Rhythmus-Spiele sind in! Und das selbe gilt für Indie-lastige Runner, also Spiele bei denen die Figur automatisch läuft und ein Spieler nur dezent Einfluss nimmt. Warum also nicht beides kombinieren? Diese Frage stellte sich der Pokemon Entwickler Game Freak und entwickelte mal nebenbei HarmoKnight, welches gerade im Nintendo eShop für den 3DS erschienen ist.

Als Tempo schlägt sich der Spieler mit einem Notenschlüssel durch die Welt. Über eine Super Mario-artige Weltkarte werden Levels ausgewählt, in denen dann mit Sprüngen und Schlägen Noten eingesammelt werden wollen, die dann die Spielmusik entsprechend bereichern. Das erfordert Präzision: Das Timing, das zum Treffen benötigt wird, ist gnadenlos, weshalb das spielen der Levels trotz des eher einfachen Inhalts ein hohes Maß an Konzentration erfordert. Tatsächlich ist das Timing-Fenster so klein, dass man nur selten zum Entspannen kommt, was für einen bunten, seichten Plattformer nicht unbedingt ein idealer Ablauf ist.


 

HarmoKnight versucht sein Bestes, um nicht in die totale Eintönigkeit abzudriften: Zwischen die normalen Runner-Einlagen mischen sich weitere vier Spielfiguren, die mit eigenen Gimmicks etwas Abwechslung in die Monotonie des Geschehens bringen und auch Bosskämpfe werten mit PaRappa the Rapper-artigen Sequenzen den Spielablauf auf. All das lenkt aber nicht davon ab, dass der Levelverlauf stets vollkommen durchschaubar und linear bleibt.

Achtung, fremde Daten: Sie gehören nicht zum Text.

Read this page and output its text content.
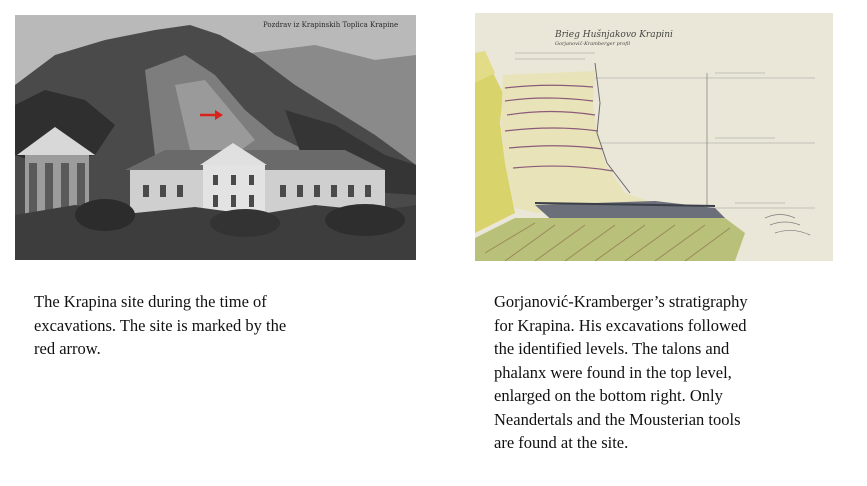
Pozdrav iz Krapinskih Toplica Krapine
Brieg Hušnjakovo Krapini
Gorjanović-Kramberger profil
The Krapina site during the time of
excavations. The site is marked by the
red arrow.
Gorjanović-Kramberger’s stratigraphy
for Krapina. His excavations followed
the identified levels. The talons and
phalanx were found in the top level,
enlarged on the bottom right. Only
Neandertals and the Mousterian tools
are found at the site.
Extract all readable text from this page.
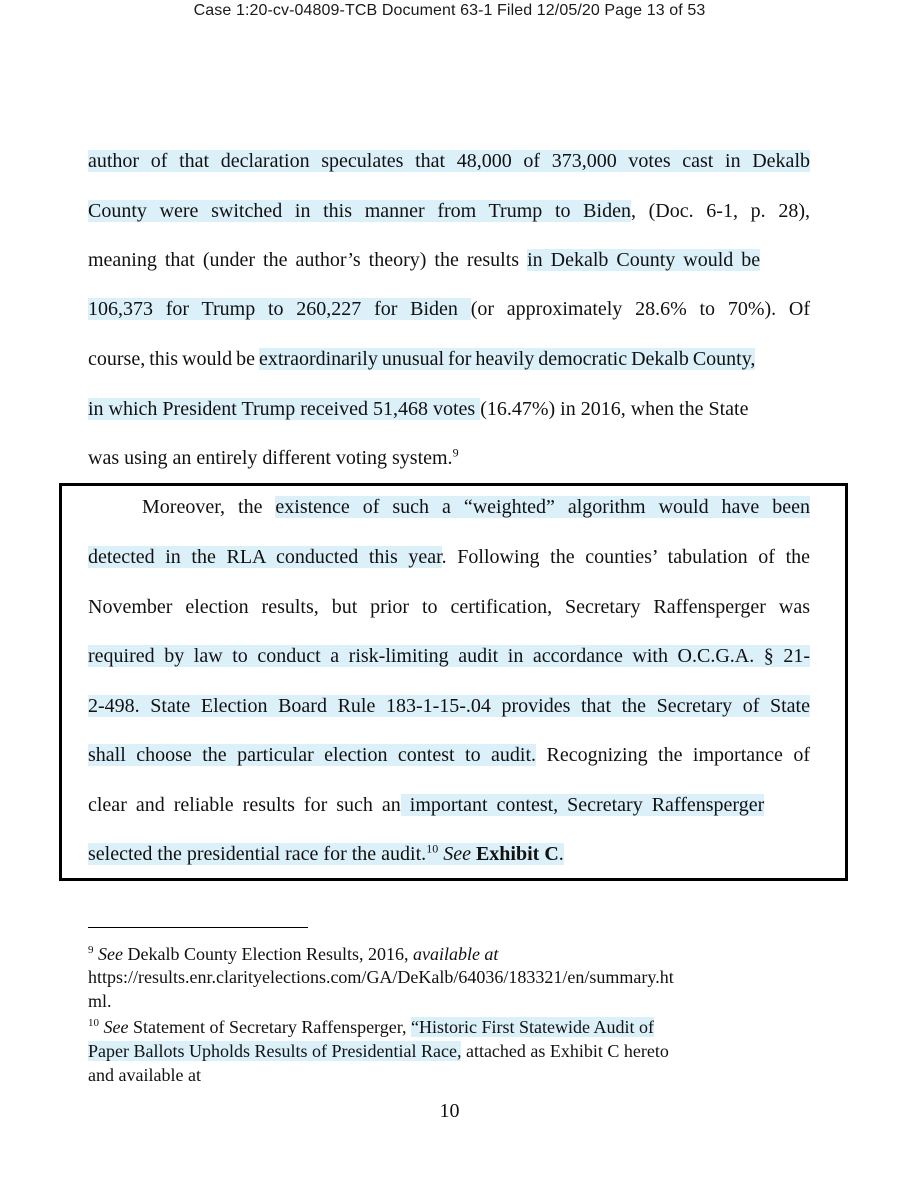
Case 1:20-cv-04809-TCB Document 63-1 Filed 12/05/20 Page 13 of 53
author of that declaration speculates that 48,000 of 373,000 votes cast in Dekalb
County were switched in this manner from Trump to Biden, (Doc. 6-1, p. 28),
meaning that (under the author’s theory) the results in Dekalb County would be
106,373 for Trump to 260,227 for Biden (or approximately 28.6% to 70%). Of
course, this would be extraordinarily unusual for heavily democratic Dekalb County,
in which President Trump received 51,468 votes (16.47%) in 2016, when the State
was using an entirely different voting system.$^9$
Moreover, the existence of such a “weighted” algorithm would have been
detected in the RLA conducted this year. Following the counties’ tabulation of the
November election results, but prior to certification, Secretary Raffensperger was
required by law to conduct a risk-limiting audit in accordance with O.C.G.A. § 21-
2-498. State Election Board Rule 183-1-15-.04 provides that the Secretary of State
shall choose the particular election contest to audit. Recognizing the importance of
clear and reliable results for such an important contest, Secretary Raffensperger
selected the presidential race for the audit.$^{10}$ See Exhibit C.
$^9$ See Dekalb County Election Results, 2016, available at
https://results.enr.clarityelections.com/GA/DeKalb/64036/183321/en/summary.ht
ml.
$^{10}$ See Statement of Secretary Raffensperger, “Historic First Statewide Audit of
Paper Ballots Upholds Results of Presidential Race, attached as Exhibit C hereto
and available at
10
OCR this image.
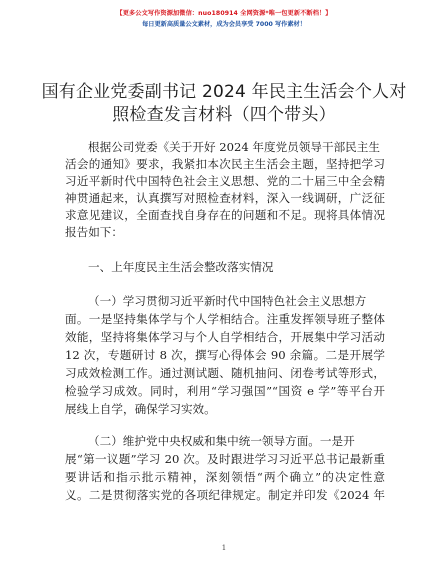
【更多公文写作资源加微信：nuo180914 全网资源*唯一包更新不断档！】
每日更新高质量公文素材，成为会员享受 7000 写作素材！
国有企业党委副书记 2024 年民主生活会个人对
照检查发言材料（四个带头）
根据公司党委《关于开好 2024 年度党员领导干部民主生
活会的通知》要求，我紧扣本次民主生活会主题，坚持把学习
习近平新时代中国特色社会主义思想、党的二十届三中全会精
神贯通起来，认真撰写对照检查材料，深入一线调研，广泛征
求意见建议，全面查找自身存在的问题和不足。现将具体情况
报告如下：
一、上年度民主生活会整改落实情况
（一）学习贯彻习近平新时代中国特色社会主义思想方
面。一是坚持集体学与个人学相结合。注重发挥领导班子整体
效能，坚持将集体学习与个人自学相结合，开展集中学习活动
12 次，专题研讨 8 次，撰写心得体会 90 余篇。二是开展学
习成效检测工作。通过测试题、随机抽问、闭卷考试等形式，
检验学习成效。同时，利用“学习强国”“国资 e 学”等平台开
展线上自学，确保学习实效。
（二）维护党中央权威和集中统一领导方面。一是开
展“第一议题”学习 20 次。及时跟进学习习近平总书记最新重
要讲话和指示批示精神，深刻领悟“两个确立”的决定性意
义。二是贯彻落实党的各项纪律规定。制定并印发《2024 年
1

Ein wahrer Dealbreaker ist allerdings der unheimlich öde Soundtrack. In einem Spiel, das aus dynamischer Musik besteht, sind die primitiven Kompositionen, die hier geboten werden, einfach nur enttäuschend. Zu keinem Zeitpunkt lässt das musikalische Geschehen auch nur den Ansatz von Rhythmus und Stil erkennen – weshalb schnell der Eindruck roboterhafter Arbeit entsteht, der stupide die fließbandartigen Noten abarbeitet. Vor allem Sonys Sound Shapes (zur Kritik) gibt da als Musik-basierter Plattformer einen besseren Ton an!

Wer sich daran aber nicht stört wird für mehrere Stunden unterhalten werden: Levels gibt es haufenweise, die grafische Präsentation ist abseits der Flash-artigen Zwischensequenzen gelungen und es gibt auch  – dem Entwickler entsprechend – ein paar Pokemon-lastige Überraschungen freizuschalten. Am Ende bleibt aber auf jeden Fall die Empfehlung, sich vorsichtshalber zuerst die Demo von HarmoKnight aus dem eShop zu holen.